И теперь, когда оставалось подобрать еще четверых, и главное – двух героев, Смерть, все же невольно чувствуя себя виноватым, решил действовать исключительно по наитию. И в то же мгновение перед его мысленным взором предстал Литкил, полоумный герцог Уул-Хруспа, при свете факелов наблюдавший с высокого балкона, как трое северных берсерков, вооруженных кривыми саблями с иззубренными лезвиями, бьются насмерть с четырьмя упырями (прозрачная плоть на розовых скелетах), вооруженными кинжалами и боевыми топорами. Это был один из тех мрачных экспериментов, какие Литкилу никогда не надоедало ставить; он наблюдал за действием вплоть до окончания бойни, и так уж вышло, что именно благодаря ему погибла большая часть воинов, из числа тех, кого Смерти требовалось уничтожить.
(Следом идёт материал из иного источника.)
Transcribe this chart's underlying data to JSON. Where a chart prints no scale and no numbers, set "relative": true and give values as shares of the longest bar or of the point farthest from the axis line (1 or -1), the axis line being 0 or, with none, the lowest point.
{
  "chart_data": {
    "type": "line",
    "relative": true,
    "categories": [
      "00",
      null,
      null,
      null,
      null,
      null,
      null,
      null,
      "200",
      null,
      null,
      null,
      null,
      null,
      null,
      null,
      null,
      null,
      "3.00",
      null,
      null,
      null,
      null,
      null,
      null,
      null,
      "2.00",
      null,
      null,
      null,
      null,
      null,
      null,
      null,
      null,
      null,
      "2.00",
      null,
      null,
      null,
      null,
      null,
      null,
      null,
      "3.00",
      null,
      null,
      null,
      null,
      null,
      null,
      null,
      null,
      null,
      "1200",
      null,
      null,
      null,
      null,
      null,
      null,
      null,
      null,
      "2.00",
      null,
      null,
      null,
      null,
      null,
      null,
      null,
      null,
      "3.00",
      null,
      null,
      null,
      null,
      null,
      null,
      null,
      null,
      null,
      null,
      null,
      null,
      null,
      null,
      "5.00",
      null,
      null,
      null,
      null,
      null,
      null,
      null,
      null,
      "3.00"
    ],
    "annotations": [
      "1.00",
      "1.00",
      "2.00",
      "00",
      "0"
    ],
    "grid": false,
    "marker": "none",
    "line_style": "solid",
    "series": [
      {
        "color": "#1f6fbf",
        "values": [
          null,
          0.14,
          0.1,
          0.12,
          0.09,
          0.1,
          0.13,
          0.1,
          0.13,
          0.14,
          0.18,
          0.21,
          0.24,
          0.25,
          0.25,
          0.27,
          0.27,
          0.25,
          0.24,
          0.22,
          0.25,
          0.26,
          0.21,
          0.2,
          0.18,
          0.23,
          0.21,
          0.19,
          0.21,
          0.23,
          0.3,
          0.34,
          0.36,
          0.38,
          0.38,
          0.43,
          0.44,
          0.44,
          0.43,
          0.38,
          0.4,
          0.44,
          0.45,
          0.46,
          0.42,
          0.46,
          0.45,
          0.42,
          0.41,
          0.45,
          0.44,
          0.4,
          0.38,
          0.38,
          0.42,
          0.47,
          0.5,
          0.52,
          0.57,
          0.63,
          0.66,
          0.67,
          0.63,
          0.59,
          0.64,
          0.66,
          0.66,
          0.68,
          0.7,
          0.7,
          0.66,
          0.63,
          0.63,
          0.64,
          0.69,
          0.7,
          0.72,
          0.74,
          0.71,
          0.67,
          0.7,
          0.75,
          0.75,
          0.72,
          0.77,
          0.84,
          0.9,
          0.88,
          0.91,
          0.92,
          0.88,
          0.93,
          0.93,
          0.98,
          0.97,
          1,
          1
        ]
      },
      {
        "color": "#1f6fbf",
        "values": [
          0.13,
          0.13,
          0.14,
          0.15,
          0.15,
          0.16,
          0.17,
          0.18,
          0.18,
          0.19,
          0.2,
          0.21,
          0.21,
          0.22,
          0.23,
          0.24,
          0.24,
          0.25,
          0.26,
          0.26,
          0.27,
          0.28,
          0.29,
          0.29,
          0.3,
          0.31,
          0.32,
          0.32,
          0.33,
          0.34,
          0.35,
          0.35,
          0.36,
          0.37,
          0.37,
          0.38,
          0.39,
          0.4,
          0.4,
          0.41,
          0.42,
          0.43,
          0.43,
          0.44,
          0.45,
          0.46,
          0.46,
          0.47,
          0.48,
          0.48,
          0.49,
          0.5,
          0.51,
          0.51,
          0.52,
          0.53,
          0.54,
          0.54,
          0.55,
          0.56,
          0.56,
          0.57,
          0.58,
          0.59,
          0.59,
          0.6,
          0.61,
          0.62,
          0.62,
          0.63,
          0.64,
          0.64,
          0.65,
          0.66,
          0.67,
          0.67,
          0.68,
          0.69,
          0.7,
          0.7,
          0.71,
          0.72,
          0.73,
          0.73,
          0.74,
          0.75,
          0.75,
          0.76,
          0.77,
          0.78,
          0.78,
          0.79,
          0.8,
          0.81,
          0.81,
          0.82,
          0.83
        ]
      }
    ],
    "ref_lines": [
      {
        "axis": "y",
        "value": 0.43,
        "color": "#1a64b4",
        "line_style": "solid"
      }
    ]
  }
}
Лишь на самую краткую долю мгновения Смерть усомнился в разумности своего выбора, припомнив, как верно служил ему Литкил в течение многих лет. Но даже лучшие из слуг должны однажды уйти в отставку, к тому же Смерть никогда не слыхал о том, чтобы в каком-то из миров, и уж тем более не в Невоне, когда-либо испытывали недостаток в добровольных палачах, притом искренне преданных убийству, на диво неутомимых и обладающих неистощимым воображением. А потому, как только видение Литкила возникло перед Смертью, он сосредоточился на герцоге, и сразу же один из упырей поднял прозрачные невидимые глаза и повернулся – так что черные глазницы, обрамленные розовыми костями черепа, уставились на Литкила, – и прежде чем двое стражей, стоявших по обе стороны полоумного герцога, успели сообразить, что надо бы поднять тяжелые щиты и прикрыть хозяина, боевой топор упыря, мелькнув в воздухе короткой рукояткой, угодил точно в узкую прорезь шлема и врезался в лоб и нос Литкила.